Drink of the Week: The Silver Fizz


In most places, summer is supposed to start right after Memorial Day, but here in SoCal, weather wise, it usually doesn’t really kick in until mid-July or later. However, our traditional June gloom has taken a powder for now, and it’s starting to feel a little like summer. In Las Vegas, where I’ll be by the time you read this, they are having temps around 107 right now, but it should be cooling down to an Arctic 100 or so before my arrival.

So, yes, it’s the perfect time to start messing around with the chilliest, most refreshing of cocktail genres — the Fizz, one of the New Orlean’s greatest exports this side of Louis Armstrong and Alan Toussaint. I’ve already covered a couple of renowned entries in the field: the Ramos Gin Fizz and the Sloe Gin Fizz. However, I’ve neglected the simplest and most basic fizz, which I’d say is at least as good as the others. We’ve all been missing out!

The Silver Fizz

1 1/2 ounces gin (you can definitely go with 2 ounces if you want it less sweet)
3/4 ounce fresh lemon juice
3/4 ounce simple syrup or 1 tablespoon superfine/baker’s sugar
1 large egg white (or three tablespoons of packaged pasteurized egg white)
approx 2 ounces chilled soda water

Combine the gin, lemon juice, sweetener, and egg white in a cocktail shaker. If you’re using egg white straight out of the egg, dry shake (shake without ice). You can skip this step if you’re using a packaged egg white, because it’s already mostly emulsified. Next, add ice, and shake for about as long as you can stand it. Strain into a Tom Collins/highball glass. Top off carefully with soda water. The drink will rapidly develop a beautiful head — somewhere between beer and the top of a cappuccino or Irish Coffee — so add the water gradually. Wait a moment for the head to fully develop and sip. Contemplate what it must have felt like this to be drinking this icy cool delight on a stultifying hot and ultra-humid New Orleans summer day when air-conditioning was but a dream.

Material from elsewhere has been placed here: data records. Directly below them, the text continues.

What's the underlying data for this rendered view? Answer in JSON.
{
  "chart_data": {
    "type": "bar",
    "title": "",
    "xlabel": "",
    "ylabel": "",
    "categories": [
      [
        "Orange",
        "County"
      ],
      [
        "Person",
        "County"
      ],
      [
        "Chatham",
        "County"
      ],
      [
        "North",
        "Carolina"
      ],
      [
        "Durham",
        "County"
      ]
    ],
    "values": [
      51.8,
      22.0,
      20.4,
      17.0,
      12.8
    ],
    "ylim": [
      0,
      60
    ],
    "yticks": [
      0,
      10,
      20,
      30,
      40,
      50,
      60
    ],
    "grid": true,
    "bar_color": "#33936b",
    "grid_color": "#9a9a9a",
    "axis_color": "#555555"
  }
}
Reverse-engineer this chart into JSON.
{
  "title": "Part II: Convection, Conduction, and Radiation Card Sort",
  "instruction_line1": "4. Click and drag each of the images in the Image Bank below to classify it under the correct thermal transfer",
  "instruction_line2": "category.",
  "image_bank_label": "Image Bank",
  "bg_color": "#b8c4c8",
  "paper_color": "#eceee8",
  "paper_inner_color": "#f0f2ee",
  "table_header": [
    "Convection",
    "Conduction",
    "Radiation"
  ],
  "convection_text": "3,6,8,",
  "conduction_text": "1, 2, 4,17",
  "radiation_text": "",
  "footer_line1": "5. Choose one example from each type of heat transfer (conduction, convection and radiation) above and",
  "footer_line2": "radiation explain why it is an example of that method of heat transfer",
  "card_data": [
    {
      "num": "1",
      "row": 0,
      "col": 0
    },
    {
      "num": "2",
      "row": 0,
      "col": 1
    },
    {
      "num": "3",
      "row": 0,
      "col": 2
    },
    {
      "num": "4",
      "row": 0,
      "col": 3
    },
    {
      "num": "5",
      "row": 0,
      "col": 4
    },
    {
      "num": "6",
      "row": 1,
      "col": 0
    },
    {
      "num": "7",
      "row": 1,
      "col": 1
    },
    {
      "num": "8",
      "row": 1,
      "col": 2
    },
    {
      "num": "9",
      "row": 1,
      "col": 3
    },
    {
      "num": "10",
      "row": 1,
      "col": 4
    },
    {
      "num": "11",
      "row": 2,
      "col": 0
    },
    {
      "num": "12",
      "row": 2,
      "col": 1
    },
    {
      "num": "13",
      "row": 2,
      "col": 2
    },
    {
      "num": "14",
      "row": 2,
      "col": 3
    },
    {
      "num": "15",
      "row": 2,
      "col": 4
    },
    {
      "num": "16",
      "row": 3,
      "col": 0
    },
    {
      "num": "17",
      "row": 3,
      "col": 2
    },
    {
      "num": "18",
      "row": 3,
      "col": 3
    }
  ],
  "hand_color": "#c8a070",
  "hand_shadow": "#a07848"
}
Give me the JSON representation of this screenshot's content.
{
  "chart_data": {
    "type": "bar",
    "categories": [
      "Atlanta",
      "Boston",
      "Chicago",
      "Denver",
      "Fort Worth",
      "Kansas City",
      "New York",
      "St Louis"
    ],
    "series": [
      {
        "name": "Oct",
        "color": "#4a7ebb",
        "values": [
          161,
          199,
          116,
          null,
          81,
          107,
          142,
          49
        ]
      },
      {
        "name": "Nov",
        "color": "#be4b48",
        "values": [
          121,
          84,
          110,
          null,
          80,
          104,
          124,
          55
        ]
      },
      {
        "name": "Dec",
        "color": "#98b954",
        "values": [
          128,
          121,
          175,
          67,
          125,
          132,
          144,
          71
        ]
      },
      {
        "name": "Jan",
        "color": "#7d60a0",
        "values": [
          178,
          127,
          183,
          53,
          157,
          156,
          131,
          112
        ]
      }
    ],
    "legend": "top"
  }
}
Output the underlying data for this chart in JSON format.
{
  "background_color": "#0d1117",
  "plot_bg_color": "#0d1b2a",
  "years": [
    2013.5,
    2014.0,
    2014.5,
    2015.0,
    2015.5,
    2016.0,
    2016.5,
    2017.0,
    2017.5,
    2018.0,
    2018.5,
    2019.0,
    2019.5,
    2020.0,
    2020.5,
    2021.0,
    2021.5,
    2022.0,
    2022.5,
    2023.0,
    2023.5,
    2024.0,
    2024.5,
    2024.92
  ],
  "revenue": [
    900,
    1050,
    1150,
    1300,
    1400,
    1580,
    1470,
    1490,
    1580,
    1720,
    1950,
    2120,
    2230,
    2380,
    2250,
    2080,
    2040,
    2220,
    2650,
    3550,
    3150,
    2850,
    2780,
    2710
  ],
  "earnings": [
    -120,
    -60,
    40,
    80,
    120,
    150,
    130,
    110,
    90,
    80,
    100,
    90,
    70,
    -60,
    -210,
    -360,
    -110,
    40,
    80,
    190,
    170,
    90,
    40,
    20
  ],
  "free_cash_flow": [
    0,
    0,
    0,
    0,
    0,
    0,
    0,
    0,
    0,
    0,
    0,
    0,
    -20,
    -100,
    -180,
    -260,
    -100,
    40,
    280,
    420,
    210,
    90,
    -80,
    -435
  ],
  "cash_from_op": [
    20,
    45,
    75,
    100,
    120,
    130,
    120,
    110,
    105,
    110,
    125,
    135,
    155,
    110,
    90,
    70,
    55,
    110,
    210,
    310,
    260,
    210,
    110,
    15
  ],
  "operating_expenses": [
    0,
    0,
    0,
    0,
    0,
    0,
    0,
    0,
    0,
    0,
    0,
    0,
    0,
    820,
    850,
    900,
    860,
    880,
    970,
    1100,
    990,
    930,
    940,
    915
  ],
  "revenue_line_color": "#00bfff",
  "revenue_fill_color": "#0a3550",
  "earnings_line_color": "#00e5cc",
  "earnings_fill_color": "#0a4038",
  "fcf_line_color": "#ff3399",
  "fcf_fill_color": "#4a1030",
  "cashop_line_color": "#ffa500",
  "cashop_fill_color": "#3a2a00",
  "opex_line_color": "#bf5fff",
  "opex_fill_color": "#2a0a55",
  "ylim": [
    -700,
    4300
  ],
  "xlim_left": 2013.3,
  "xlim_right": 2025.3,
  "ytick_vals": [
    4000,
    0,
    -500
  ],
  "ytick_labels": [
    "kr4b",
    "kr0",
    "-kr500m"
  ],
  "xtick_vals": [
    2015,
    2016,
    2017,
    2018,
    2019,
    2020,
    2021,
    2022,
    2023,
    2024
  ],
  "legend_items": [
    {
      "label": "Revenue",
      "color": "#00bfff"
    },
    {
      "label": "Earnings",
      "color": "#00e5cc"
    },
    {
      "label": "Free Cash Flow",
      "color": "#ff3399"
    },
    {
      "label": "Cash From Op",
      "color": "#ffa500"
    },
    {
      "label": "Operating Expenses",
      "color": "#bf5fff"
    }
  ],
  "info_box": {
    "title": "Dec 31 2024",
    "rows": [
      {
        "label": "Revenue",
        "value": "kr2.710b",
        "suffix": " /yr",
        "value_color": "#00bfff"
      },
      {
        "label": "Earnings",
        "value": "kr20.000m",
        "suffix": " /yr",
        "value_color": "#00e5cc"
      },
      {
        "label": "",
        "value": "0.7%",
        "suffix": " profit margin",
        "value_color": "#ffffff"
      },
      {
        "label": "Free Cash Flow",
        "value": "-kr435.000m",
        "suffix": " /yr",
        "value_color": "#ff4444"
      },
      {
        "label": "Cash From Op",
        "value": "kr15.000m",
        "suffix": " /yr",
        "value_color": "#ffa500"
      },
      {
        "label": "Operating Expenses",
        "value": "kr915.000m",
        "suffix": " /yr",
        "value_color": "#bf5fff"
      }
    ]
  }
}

The Silver Fizz is simple but, man oh man, it can really hit the icy spot. If you’re soda water is well chilled and  you drink it immediately,, be prepared for a delightful brain freeze. I should note that this drink is one of the many great cocktails that was once considered a morning beverage/hangover cure. While the “hair of the dog that bit you” is a debatable strategy, the lemon, ice cold soda water, and egg white must have helped revive countless over-imbibers. Even today, I’d say this is a very strong alternative to a Mimosa or Bloody Mary.

Now, I should add that my recipe here — which I saw somewhere on the Interwebs and can’t seem to re-find — is very much on the sweet side of the very wide spectrum of Silver Fizzes. Dave Wondrich’s super-severe take has an entire ounce of lemon and but one teaspoon of sugar, others have less sweetener but also less lemon juice. Most recipes have two ounces of gin, which is just fine. Others use Old Tom Gin, which is sweetened.

As for the brands of gin, even at this small amount, your choice will make a big difference. But with Beefeater, Ford’s, Hendrick’s, and Gordons, the Silver Fizz was equally tasty, though in slightly different ways. Ford’s seemed to tone down the sweetness, while Beefeater and Gordon’s toned it up.Hendrick’s was somewhere in the middle, with its cucumber infusion doing and interesting number among the usual juniper and what not. Use whatever pleases you. This may be the ultimate easygoing summer drink.